A sample of real hair salons in this area. Want ratings, reviews, and exactly where you rank against them? Run a free report on your business.
| Business | Type |
|---|---|
| Indah | Hairdresser |
| Jatt Cuts | Hairdresser |
| Cathedral Junction Barbers | Hairdresser |
| Golden Blade Barbers | Hairdresser |
| Corkin and Friends | Hairdresser |
| Benny's Barber Shop | Hairdresser |
| Surreal Hair & Beauty | Hairdresser |
| New City Barbers | Hairdresser |
| The Dog Box Barber Shop | Hairdresser |
| Wass' Barbers | Hairdresser |
| Head Rush | Hairdresser |
| Doki | Hairdresser |
Business listings from OpenStreetMap contributors (ODbL).

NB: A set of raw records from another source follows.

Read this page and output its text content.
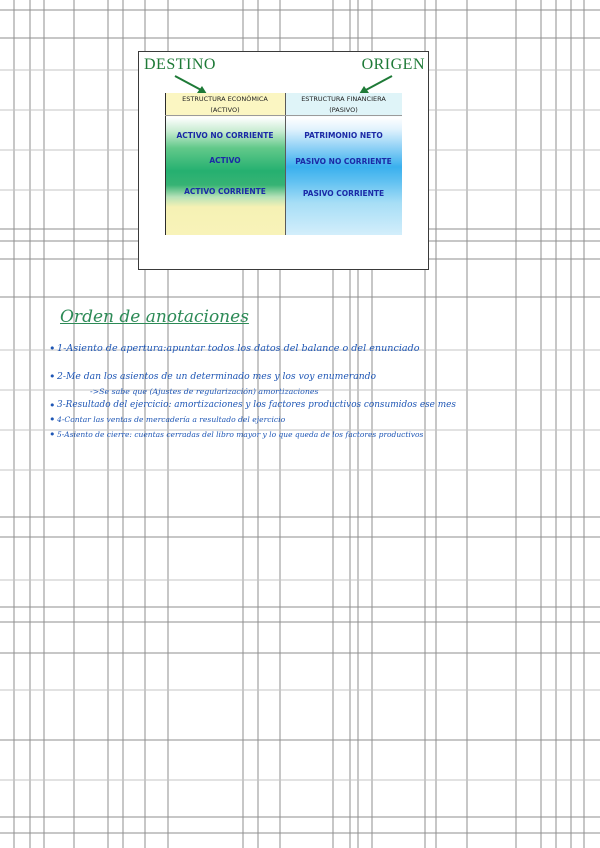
DESTINO	ORIGEN
ESTRUCTURA ECONÓMICA
(ACTIVO)
ESTRUCTURA FINANCIERA
(PASIVO)
ACTIVO NO CORRIENTE
ACTIVO
ACTIVO CORRIENTE
PATRIMONIO NETO
PASIVO NO CORRIENTE
PASIVO CORRIENTE
Orden de anotaciones
• 1-Asiento de apertura:apuntar todos los datos del balance o del enunciado
• 2-Me dan los asientos de un determinado mes y los voy enumerando
->Se sabe que (Ajustes de regularización) amortizaciones
• 3-Resultado del ejercicio: amortizaciones y los factores productivos consumidos ese mes
• 4-Contar las ventas de mercadería a resultado del ejercicio
• 5-Asiento de cierre: cuentas cerradas del libro mayor y lo que queda de los factores productivos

Get online before your competitors do
Only 9 of 22 Central City salons have a website. Setting up a Google Business Profile with correct hours, photos, and a booking link puts you ahead of the 59% who don't. It's the lowest-cost competitive advantage available in this market — and one most of your neighbours are leaving on the table.
Target the lunch-hour crowd
With 86 cafés and 140 restaurants in the same precinct, midday foot traffic through Central City is heavy. Offering express lunch-hour cuts or colour touch-ups between 11am and 2pm captures office workers who are already out and about, and who might not book a traditional after-work slot.
Avoid direct barber competition
Central City already has strong barber operators like Golden Blade, New City Barbers, and The Dog Box. If you're running a unisex or women-focused salon, lean into services barbers typically don't offer — colour work, treatments, blow-drys — to carve out a distinct segment rather than fighting on price for the same haircut customers.
Twenty-two salons in Central City Christchurch makes for a crowded market in a compact area. The barber segment is particularly well-served, with established names like Golden Blade, New City Barbers, and The Dog Box already holding firm ground. Full-service salons face less saturation but still compete for the same pool of foot traffic. The clearest gap is digital: 59% of salons operate without a website, meaning those with even a basic online presence and booking system gain an immediate edge in being discovered. Standing out requires either a clear specialisation, strong street visibility, or consistent online presence — and ideally all three.